# Air Conditioner Error Codes



## Paul W. (Apr 14, 2007)

Out for the weekend and had my a.c. cut out yesterday after seemingly losing power gradually over several minutes. The "unit on" light then began blinking 5 times, pausing, and then repeating the blinking sequence over again. My manual says to call a service man for this but does not specify what that code means. It has been running fine today for 2 hours. I pulled the outside cover this morning and found nothing out of the ordinary or obstructive. Does anybody know what the 5 blink code stands for?


----------



## H2oSprayer (Aug 5, 2006)

Here is the manual --> Manaul

Check out the middle of page 29. Is your unit still cooling? I would suggest to unplug all power (110 and 12 volt) and let it sit for a while (if I remember correctly, one hour) and it will reset the circuit board.


----------



## Paul W. (Apr 14, 2007)

It is cooling like a champ right now. No problems today at all. Can you summarize that page for me? I am not able to download anything to this phone and I won't be home again until tomorrow.

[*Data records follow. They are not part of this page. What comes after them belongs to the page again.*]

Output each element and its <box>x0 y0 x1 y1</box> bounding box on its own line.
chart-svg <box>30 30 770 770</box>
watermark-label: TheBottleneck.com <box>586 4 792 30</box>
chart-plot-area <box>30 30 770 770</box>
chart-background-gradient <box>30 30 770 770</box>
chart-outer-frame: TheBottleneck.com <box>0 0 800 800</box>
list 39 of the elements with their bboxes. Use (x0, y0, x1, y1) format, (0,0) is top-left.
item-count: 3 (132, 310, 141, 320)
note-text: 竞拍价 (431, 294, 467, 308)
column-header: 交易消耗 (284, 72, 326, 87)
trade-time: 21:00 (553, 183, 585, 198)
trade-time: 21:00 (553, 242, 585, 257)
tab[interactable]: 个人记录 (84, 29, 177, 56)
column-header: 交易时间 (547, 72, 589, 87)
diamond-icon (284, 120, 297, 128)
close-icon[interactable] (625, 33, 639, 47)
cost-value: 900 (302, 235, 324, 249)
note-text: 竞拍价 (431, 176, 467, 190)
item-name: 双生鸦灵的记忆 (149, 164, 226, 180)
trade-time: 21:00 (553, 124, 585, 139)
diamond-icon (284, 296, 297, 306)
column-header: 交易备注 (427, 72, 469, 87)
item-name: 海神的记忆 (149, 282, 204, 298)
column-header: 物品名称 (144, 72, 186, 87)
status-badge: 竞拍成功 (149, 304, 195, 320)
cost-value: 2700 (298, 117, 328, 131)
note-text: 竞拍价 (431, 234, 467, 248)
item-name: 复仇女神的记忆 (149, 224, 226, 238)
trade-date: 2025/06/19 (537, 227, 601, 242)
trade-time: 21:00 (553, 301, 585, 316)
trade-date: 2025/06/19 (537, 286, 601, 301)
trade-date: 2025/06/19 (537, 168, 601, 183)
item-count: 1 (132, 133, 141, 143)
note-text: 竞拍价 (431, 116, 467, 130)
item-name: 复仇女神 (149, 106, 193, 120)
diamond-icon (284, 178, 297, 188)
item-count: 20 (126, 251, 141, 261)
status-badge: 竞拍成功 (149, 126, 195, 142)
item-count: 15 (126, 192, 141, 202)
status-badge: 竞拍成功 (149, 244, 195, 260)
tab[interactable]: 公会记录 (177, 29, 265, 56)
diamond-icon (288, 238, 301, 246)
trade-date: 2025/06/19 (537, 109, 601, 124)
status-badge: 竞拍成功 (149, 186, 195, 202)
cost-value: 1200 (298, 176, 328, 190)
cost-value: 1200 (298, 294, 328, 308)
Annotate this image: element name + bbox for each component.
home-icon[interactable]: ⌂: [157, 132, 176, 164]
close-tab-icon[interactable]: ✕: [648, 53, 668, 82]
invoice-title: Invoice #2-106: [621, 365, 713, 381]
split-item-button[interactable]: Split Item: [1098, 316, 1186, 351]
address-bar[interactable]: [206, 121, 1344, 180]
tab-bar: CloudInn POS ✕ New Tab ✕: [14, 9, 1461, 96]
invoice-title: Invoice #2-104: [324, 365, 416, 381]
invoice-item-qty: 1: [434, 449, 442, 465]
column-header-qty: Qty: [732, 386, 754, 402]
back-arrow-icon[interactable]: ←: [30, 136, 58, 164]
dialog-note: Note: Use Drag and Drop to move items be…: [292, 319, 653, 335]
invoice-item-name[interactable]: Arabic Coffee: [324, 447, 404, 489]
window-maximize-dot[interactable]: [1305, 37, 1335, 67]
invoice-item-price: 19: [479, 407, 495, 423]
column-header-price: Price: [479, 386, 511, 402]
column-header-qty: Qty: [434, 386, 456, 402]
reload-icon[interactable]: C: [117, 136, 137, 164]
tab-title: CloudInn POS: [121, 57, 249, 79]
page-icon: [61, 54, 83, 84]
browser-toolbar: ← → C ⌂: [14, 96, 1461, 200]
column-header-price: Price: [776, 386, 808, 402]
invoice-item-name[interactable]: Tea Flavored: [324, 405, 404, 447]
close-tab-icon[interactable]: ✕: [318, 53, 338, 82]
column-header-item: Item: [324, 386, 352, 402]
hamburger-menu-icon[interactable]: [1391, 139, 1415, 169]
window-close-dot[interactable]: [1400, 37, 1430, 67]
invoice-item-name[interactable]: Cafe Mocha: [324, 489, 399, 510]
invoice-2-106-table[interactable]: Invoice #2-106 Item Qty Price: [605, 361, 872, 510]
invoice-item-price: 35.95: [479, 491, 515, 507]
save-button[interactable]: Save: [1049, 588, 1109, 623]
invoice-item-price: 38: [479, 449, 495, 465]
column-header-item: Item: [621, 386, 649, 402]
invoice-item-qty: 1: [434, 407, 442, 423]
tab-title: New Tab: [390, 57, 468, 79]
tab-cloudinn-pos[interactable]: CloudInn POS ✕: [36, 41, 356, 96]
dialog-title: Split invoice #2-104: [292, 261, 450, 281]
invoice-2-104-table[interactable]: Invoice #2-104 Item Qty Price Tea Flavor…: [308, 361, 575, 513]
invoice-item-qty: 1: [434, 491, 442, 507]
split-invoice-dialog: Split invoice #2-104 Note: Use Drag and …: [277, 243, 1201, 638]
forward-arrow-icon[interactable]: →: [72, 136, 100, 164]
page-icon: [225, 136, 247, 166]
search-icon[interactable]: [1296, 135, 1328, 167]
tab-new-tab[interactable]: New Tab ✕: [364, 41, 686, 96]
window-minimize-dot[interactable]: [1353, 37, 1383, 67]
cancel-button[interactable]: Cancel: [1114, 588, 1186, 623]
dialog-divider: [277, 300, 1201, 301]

Thx.


----------



## Ghosty (Jan 17, 2005)

It says .. if the unit is flashing five times then do the following...

Check 115 volt AC power source
Momentarily disconnect 12 VDC power source
Disable compressor malfunction test switch.
Check AMP draw.
Check Δ T

You only need to leave them disconnected for 30 seconds.. not one hour.... all you are doing is reseting the memory circuit board...


----------